The Palos East fourth grade team of Walker Ahluwalia and Bryce Wiersma won first place "Best in Show" for the junior category with their game Grand Slam at the sixth annual Young Inventor Challenge at the Toy and Game Fair on November 17. The fair attracts over 20,000 attendees each year and is open to kids ages 6–18 to exhibit their own original toy or game invention to top executives and companies in the toy industry. Winners are selected by professionals from the United Inventors Association of America (UIA), the largest organization of professional inventors in the world.
Palos School District 118 had 20 games entered in the competition, with over 100 student groups. Mrs. Julie McNamara and Mrs. Carrie Martinez’s fourth grade Accelerated Learning Program (ALPS) students at Palos East and West Elementary Schools entered the contest, as well as other fifth and sixth grade teams from the district.

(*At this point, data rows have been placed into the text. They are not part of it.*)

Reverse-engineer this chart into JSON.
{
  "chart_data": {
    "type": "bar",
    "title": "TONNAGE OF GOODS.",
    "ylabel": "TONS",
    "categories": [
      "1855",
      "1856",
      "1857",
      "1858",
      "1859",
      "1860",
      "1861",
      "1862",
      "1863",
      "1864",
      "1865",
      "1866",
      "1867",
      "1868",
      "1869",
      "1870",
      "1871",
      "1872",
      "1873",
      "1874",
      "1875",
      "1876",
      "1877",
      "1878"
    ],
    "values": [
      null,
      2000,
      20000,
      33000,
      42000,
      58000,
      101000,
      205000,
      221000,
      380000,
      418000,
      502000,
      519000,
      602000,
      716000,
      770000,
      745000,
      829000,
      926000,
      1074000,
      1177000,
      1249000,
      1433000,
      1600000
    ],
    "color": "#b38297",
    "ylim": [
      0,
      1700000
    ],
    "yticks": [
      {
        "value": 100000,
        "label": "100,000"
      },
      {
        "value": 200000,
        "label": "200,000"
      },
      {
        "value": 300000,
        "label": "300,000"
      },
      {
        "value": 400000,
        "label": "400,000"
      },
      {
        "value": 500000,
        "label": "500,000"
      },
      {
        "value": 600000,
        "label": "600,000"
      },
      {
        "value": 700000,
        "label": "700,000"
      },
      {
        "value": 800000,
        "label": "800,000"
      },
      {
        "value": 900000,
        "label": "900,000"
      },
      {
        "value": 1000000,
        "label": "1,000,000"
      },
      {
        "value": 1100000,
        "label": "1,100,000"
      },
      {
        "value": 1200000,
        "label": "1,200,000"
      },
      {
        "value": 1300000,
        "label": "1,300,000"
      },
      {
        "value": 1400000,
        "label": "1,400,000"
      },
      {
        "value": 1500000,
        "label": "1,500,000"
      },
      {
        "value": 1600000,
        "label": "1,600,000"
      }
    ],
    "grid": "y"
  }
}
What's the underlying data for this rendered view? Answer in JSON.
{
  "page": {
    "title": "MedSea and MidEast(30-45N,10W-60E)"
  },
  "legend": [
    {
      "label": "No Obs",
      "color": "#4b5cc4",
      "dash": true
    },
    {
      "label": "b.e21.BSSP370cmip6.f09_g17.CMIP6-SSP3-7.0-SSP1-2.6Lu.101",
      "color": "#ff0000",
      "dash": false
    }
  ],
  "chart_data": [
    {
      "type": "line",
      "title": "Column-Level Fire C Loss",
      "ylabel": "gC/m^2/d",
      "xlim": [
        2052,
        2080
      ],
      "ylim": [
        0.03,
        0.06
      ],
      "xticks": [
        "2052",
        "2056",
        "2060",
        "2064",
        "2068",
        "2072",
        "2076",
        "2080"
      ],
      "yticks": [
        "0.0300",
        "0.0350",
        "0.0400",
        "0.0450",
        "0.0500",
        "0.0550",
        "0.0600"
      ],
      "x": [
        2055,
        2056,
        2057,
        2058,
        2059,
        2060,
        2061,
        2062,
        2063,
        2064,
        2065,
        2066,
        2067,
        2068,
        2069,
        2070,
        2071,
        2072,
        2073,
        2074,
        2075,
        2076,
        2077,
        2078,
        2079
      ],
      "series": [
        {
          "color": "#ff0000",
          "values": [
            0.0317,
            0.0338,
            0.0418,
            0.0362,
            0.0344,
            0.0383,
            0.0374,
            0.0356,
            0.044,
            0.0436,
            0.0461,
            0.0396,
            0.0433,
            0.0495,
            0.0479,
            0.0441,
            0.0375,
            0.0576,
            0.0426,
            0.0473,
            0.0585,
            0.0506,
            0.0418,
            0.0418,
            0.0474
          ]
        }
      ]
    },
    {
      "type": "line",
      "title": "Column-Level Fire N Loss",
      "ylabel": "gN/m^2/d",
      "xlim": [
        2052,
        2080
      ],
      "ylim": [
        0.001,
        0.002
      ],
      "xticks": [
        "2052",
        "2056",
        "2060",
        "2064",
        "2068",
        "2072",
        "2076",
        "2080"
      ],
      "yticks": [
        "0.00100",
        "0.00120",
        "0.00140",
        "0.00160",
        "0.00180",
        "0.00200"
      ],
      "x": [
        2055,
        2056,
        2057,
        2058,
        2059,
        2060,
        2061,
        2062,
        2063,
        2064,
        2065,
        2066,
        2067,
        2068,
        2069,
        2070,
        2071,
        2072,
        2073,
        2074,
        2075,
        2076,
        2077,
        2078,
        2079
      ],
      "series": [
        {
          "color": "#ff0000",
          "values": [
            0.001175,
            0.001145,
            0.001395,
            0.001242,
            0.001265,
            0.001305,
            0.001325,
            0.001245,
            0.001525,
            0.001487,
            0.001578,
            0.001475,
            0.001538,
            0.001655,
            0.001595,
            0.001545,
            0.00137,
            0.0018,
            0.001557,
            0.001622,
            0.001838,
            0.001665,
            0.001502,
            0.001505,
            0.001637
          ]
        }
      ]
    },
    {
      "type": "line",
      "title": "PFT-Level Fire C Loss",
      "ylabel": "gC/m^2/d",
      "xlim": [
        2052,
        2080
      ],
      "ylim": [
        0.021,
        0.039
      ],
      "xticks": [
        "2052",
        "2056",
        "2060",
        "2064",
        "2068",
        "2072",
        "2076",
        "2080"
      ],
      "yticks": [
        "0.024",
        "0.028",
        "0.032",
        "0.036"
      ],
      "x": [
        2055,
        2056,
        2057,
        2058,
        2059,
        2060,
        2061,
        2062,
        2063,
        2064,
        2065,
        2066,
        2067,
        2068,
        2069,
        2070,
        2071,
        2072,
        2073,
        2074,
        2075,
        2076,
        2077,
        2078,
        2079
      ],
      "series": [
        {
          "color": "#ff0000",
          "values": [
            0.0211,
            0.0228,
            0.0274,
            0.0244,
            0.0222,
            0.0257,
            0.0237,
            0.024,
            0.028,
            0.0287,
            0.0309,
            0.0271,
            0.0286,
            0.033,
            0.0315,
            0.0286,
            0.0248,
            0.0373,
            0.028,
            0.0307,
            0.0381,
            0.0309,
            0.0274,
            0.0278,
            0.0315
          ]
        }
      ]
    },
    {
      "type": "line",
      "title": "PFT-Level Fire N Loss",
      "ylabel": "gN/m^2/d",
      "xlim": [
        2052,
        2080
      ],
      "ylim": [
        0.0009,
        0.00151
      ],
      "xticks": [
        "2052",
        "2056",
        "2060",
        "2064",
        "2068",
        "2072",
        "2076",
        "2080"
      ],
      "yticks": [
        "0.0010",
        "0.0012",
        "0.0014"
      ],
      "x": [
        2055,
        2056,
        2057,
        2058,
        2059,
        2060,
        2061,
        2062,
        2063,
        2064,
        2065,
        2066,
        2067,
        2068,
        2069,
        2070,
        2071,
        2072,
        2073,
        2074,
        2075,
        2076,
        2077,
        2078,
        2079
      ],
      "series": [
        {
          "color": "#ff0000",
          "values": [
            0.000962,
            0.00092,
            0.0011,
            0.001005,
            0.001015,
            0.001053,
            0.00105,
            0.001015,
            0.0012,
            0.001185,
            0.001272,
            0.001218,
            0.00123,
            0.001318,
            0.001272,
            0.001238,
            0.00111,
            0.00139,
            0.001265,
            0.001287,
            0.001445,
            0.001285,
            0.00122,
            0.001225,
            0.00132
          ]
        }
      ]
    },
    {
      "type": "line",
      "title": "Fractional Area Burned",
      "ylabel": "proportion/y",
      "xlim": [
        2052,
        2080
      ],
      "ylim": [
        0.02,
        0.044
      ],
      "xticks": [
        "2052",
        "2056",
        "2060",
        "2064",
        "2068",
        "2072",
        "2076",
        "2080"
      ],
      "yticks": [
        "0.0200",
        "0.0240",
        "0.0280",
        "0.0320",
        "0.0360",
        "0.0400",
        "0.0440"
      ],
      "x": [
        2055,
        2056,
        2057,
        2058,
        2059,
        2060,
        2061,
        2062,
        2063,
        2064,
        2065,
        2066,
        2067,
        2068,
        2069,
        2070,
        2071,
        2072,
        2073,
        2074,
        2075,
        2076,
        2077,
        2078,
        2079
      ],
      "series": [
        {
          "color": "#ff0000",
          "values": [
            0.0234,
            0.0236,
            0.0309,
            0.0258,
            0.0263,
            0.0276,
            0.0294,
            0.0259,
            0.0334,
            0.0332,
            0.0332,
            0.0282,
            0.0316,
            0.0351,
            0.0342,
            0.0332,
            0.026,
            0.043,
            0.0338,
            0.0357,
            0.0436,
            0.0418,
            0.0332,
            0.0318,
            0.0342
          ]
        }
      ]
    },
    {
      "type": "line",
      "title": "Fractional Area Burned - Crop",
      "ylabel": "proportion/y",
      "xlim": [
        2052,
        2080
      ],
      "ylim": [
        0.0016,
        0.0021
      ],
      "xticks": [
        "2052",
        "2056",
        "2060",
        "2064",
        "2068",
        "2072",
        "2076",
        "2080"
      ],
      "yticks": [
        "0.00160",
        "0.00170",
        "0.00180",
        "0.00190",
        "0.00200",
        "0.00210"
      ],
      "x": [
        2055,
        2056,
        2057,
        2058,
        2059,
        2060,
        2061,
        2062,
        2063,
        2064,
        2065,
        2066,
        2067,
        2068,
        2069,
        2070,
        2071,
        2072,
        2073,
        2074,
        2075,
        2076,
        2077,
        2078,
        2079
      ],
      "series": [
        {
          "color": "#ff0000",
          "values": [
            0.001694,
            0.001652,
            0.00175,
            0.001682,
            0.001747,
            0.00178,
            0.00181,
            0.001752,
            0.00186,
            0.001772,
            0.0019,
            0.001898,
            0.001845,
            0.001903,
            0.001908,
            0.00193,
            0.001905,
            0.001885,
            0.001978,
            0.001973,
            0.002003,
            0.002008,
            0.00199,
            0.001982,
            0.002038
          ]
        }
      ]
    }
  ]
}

Palos South sixth graders Nicole Vacha and Megan Thomason, were runners up in the junior category for their game, Helicopter High. Vacha and Thomason took the initiative on their own to enter the competition.
Timed with the competition was an invention unit for fourth grade ALPS students. McNamara explained during ALPS class time from September to November, “Students worked through the different steps in the invention process such as brainstorming an idea, making a prototype, play-testing designs, making improvements, and presenting a final design.”
In preparation for the competition, Palos East ALPS students also held an “Invention Convention” during school, and invited all fourth graders to play-test their games. Bionic Wrench inventor, Dan Brown, and two-time Young Inventor Challenge winner Nick Metzler, also spoke with students about ways to improve their inventions. The preparation paid off.
Grand Slam was invented while working on a brainstorming worksheet in class. “We both liked sports and wanted to create an interactive game that had kids flicking or catapulting an object,” Ahluwalia said.
“I couldn't be prouder of the two boys,” said McNamara, “They had a great idea from the start and worked really hard to see it through to completion. I hope their success inspires future ALPS students.”
As First in Show category champions, the boys won the following prizes: Dinner with leading toy industry experts, a feature in Inventor's Digest, a one-year subscription to Inventor's Digest, top-rated patent software, free trademark and copyright services, a VIP tour and peek into Santa's Workshop at Lund and Company Invention LLC, and the opportunity to present at the Toy of the Year Awards in New York.
“If you try to invent something, you have to put in a lot of work and effort” said Wiersma, “If you do, you're most likely to succeed.”
Ahluwalia advises future inventors, “If you invent a game, have fun, copyright it, and try to keep the budget low.”
Both boys are grateful to their parents and teacher. They also have high hopes for the future. Beyond aspirations of having their game manufactured, Wiersma aspires to be an inventor and run his own company. Ahluwalia plans on becoming an engineer and a professional sports player. With the same hard work and determination, the boys will undoubtedly fulfill those dreams, or any others they invent along the way.